PERNYATAAN PATRIARKAL PADA PASKAH SUCI
Protocol Number 477
+ BARTOLOMEUS
OLEH BELAS KASIH ALLAH
USKUP AGUNG KONSTANTINOPEL – ROMA BARU
DAN PATRIARK EKUMENIS
KEPADA PEMILIK GEREJA
RAHMAT, DAMAI DAN BELAS KASIH
DARI KRISTUS JURUSELAMAT YANG BANGKIT GILANG GEMILANG
Yang terkasih Saudara dan Anak-Anak di dalam Tuhan,
“Lihatlah, musim dingin telah lewat!” (1) “Tibalah musim semi” keselamatan; “bunga-bunga bermekaran menghampar di atas tanah, gema suara perkutut terdengar, ... pohon anggur mengeluarkan bunga dan menyebarkan wewangiannya”. (2) Suatu Paskah yang suci –agung dan kudus—telah tiba; dan itu menghangatkan diri kita, bercahaya dan menerangi dunia. “Kini segala sesuatu dipenuhi dengan terang, baik di surga dan di bumi serta bagian-bagian yang terdalam dunia.” (3)
KRISTUS TELAH BANGKIT!
Allah kita, Yang mengatasi segenap penderitaan dan adalah Kekal, Yang adalah Mempelai Gereja, Tuhan kita Yesus Kristus, Yang adalah Saudara Sulung kita dan Sahabat Terkasih -- “Dia bangkit dari kematian, menginjak-injak kematian dengan kematian” – tiga hari setelah Dia berseru dari atas Salib: “telah selesai!” (4) “Hades tergetar ketika berjumpa” denganNya (5), karena Kristus menghancurkan kekuatannya. Sebagai Allah, Dia mampu dan layak mengosongkan kamar-kamar kegelapannya, menganugerahkan kehidupan cuma-cuma kepada mereka yang ditemukanNya di dalam kubur. Namun tidak hanya ini; kepada mereka semua yang percaya kepadaNya dari sejak itu hingga akhir jaman – tentu saja kepada mereka semua yang hidup dalam Dia dan iman mereka tetap teguh dan mengakui Dia hingga akhir, Tuhan akan menganugerahkan kehidupan kekal dan tentu saja kebangkitan. Kristus, “Yang berikatpinggangkan kebajikan dan dijubahi dengan kebenaran,” (6) Bangkit dari Kubur. “Sebagaimana Dia Yang mengasihi manusia, Dia telah membangkitkan Adam, bapa kita semua.” (7)
Pandanglah lagi, saudara dan anak-anak yang terkasih, mahkota dari Pesta Agung kita dan suasana saat musim semi; di tengah-tengah semarak pertama kemekarannya, Gereja menyuarakan Kabar Sukacita kepada semesta. Musim dingin yang berat akan kematian telah berlalu! Sang tirani beku dari si iblis dan penguasaannya telah diatasi. Kuasa kegelapan yang menakutkan dan mengerikan tiada lagi. “Tuhan adalah Raja, Ia berpakaian kemegahan!” (8)
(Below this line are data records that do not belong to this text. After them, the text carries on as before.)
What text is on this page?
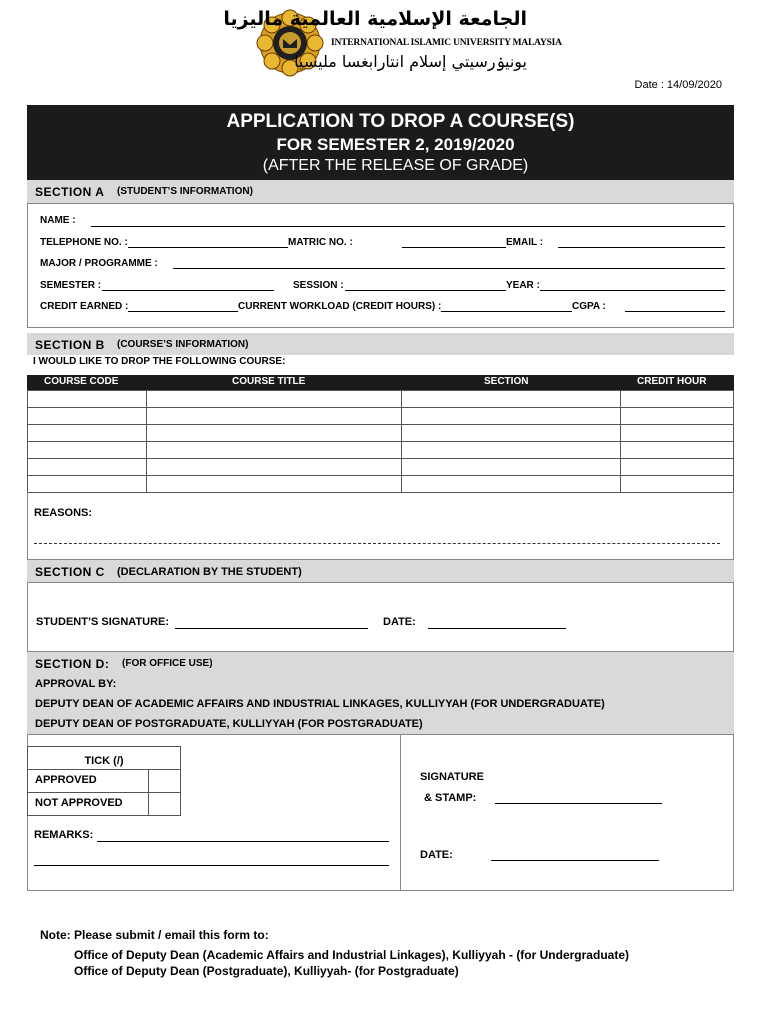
الجامعة الإسلامية العالمية ماليزيا
INTERNATIONAL ISLAMIC UNIVERSITY MALAYSIA
يونيۏرسيتي إسلام انتارابغسا مليسيا
Date : 14/09/2020
APPLICATION TO DROP A COURSE(S)
FOR SEMESTER 2, 2019/2020
(AFTER THE RELEASE OF GRADE)
SECTION A (STUDENT’S INFORMATION)
NAME :
TELEPHONE NO. :	MATRIC NO. :	EMAIL :
MAJOR / PROGRAMME :
SEMESTER :	SESSION :	YEAR :
CREDIT EARNED :	CURRENT WORKLOAD (CREDIT HOURS) :	CGPA :
SECTION B (COURSE’S INFORMATION)
I WOULD LIKE TO DROP THE FOLLOWING COURSE:
COURSE CODE	COURSE TITLE	SECTION	CREDIT HOUR
REASONS:
SECTION C (DECLARATION BY THE STUDENT)
STUDENT’S SIGNATURE:	DATE:
SECTION D: (FOR OFFICE USE)
APPROVAL BY:
DEPUTY DEAN OF ACADEMIC AFFAIRS AND INDUSTRIAL LINKAGES, KULLIYYAH (FOR UNDERGRADUATE)
DEPUTY DEAN OF POSTGRADUATE, KULLIYYAH (FOR POSTGRADUATE)
$_{TICK (/)}$
APPROVED
NOT APPROVED
REMARKS:
SIGNATURE
& STAMP:
DATE:
Note: Please submit / email this form to:
Office of Deputy Dean (Academic Affairs and Industrial Linkages), Kulliyyah - (for Undergraduate)
Office of Deputy Dean (Postgraduate), Kulliyyah- (for Postgraduate)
Kita memandang kepada Yesus Yang, oleh kehendakNya sendiri, dengan kasihNya yang utuh, tanpa syarat itu, dihukum mati di atas Salib, mati dan dikuburkan demi kita dan bagi keselamatan kita. Kini kita menyembah Dia Yang Bangkit dari kematian, dan bersama dengan Para Rasul dan Para Wanita Pembawa Rempah-Rempah kita mendengarkan dari mulutNya yang suci kata-kata: “Damai bagimu!” (9) dan “Bersukacitalah!” (10) – dan hati kita dipenuhi dengan kegembiraan. Sesungguhnya, “tiada satupun yang akan mengambil kegembiraan itu dari kita,” (11) karena lebih daripada milik kita, kematian diri dari setiap kita manusia dengan begitu kuatnya dilenyapkan. Inilah mengapa kita, yang telah disalibkan dalam daging manusia lama “bersama dengan hawa nafsu dan segala keinginan-keinginan,” (12) dan “yang telah mati bersama Kristus: inilah alasan kita percaya bahwa kita [akan] hidup denganNya.” (13) Karena sebagaimana “kita yang dikuburkan” dengan Kristus “melalui Baptisan,” (14) kita menjadi “dicangkokkan denganNya,” dengan demikian, kita ikut ambil bagian dalam KebangkitanNya. (15)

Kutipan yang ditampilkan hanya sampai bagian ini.